The fission yeast Schizosaccharomyces pombe is an amazing model to study a prominent PTM called 'H3K9me' (methylation of histone H3 lysine 9). This exact PTM is present in S. pombe, humans, and many other eukaryotes. Functionally, H3K9me is generally known to promote transcriptional gene repression. How it gets assembled across the yeast genome depends on complex interactions between chromatin-binders, RNAs, and RNA processing factors (Vo et al. Cell Rep 2019; Xie*, Vo* et al. Nat Comm 2019). We have been wondering why transcription and H3K9me are so tightly linked. To investigate this relationship, we are using a wide variety of approaches including: yeast genetics and mutagenesis screening, microscopy, biochemistry, molecular biology, genomics, and CRISPR-Cas9 targeted genome editing.

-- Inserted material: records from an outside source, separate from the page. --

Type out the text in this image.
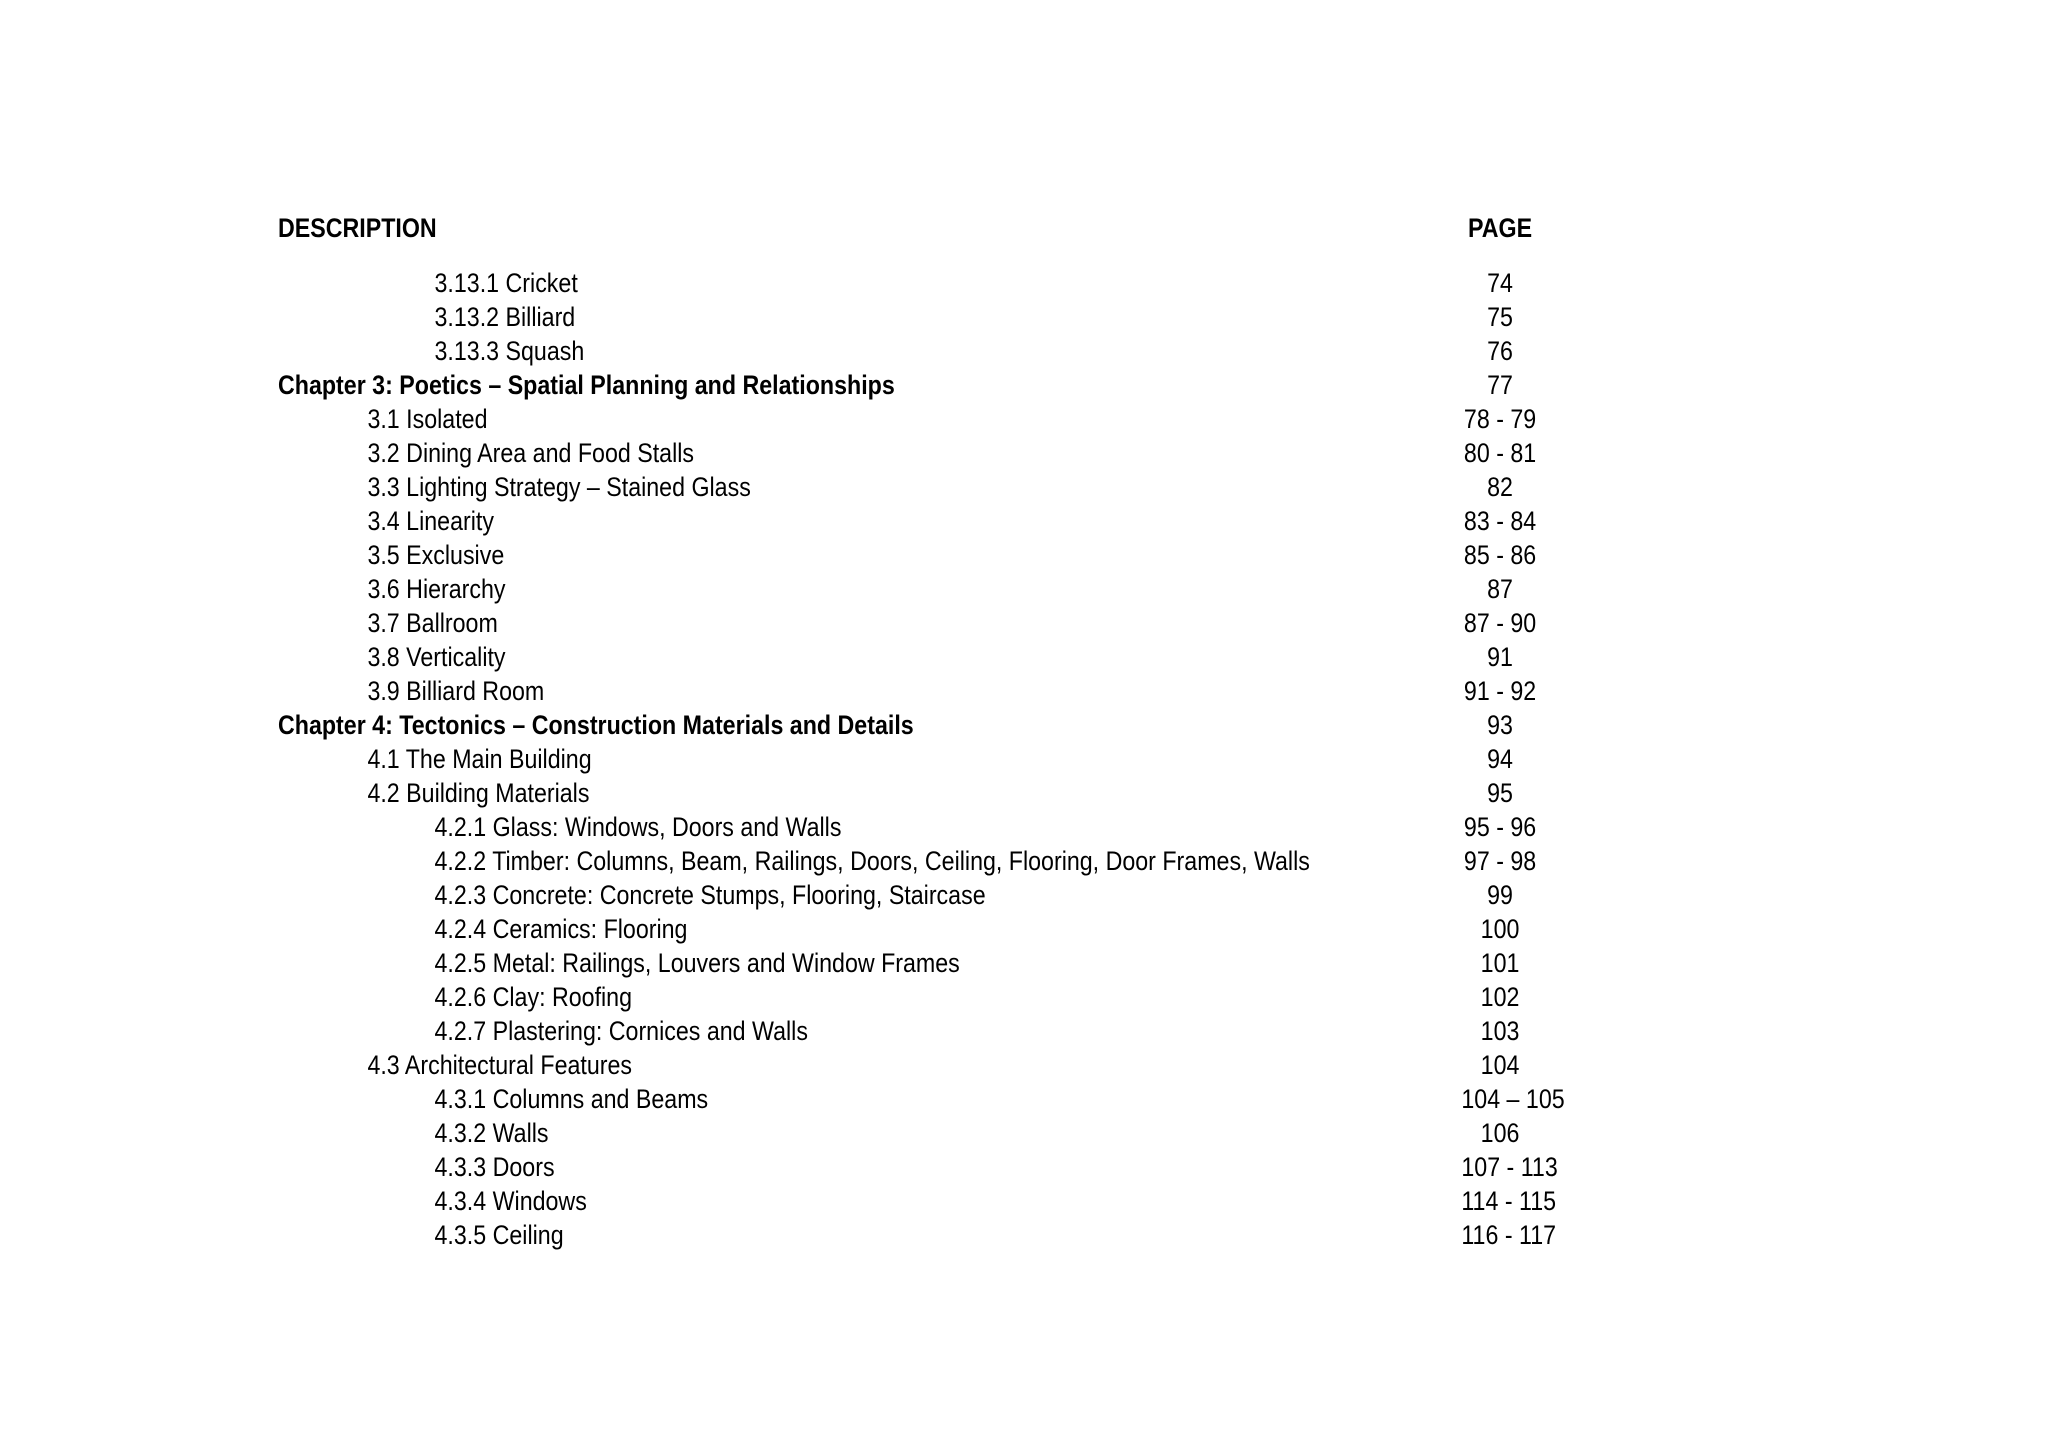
DESCRIPTION	PAGE
3.13.1 Cricket	74
3.13.2 Billiard	75
3.13.3 Squash	76
Chapter 3: Poetics – Spatial Planning and Relationships	77
3.1 Isolated	78 - 79
3.2 Dining Area and Food Stalls	80 - 81
3.3 Lighting Strategy – Stained Glass	82
3.4 Linearity	83 - 84
3.5 Exclusive	85 - 86
3.6 Hierarchy	87
3.7 Ballroom	87 - 90
3.8 Verticality	91
3.9 Billiard Room	91 - 92
Chapter 4: Tectonics – Construction Materials and Details	93
4.1 The Main Building	94
4.2 Building Materials	95
4.2.1 Glass: Windows, Doors and Walls	95 - 96
4.2.2 Timber: Columns, Beam, Railings, Doors, Ceiling, Flooring, Door Frames, Walls	97 - 98
4.2.3 Concrete: Concrete Stumps, Flooring, Staircase	99
4.2.4 Ceramics: Flooring	100
4.2.5 Metal: Railings, Louvers and Window Frames	101
4.2.6 Clay: Roofing	102
4.2.7 Plastering: Cornices and Walls	103
4.3 Architectural Features	104
4.3.1 Columns and Beams	104 – 105
4.3.2 Walls	106
4.3.3 Doors	107 - 113
4.3.4 Windows	114 - 115
4.3.5 Ceiling	116 - 117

Transcriptional and epigenetic regulation of aging

While working on transcriptional regulators, we unexpectedly discovered novel regulators of chronological aging in S. pombe. This form of aging models the ability of quiescent mammalian cells to begin dividing upon induction (such as when muscle cells suddenly start dividing post-injury). Transcriptional and epigenetic gene regulation have long been implicated in the aging process, but the mechanistic details continue to be elusive. This is a new and recent area that we are investigating.



Research approaches that we routinely use in the lab

Genetic assays/screens, CRISPR gene-editing and other methods of gene manipulations, cell-growth assays, PCR, chromatin immunoprecipitation, RNA expression profiling, protein purifications and western blotting, fluorescence microscopy, next-generation sequencing, bioinformatics.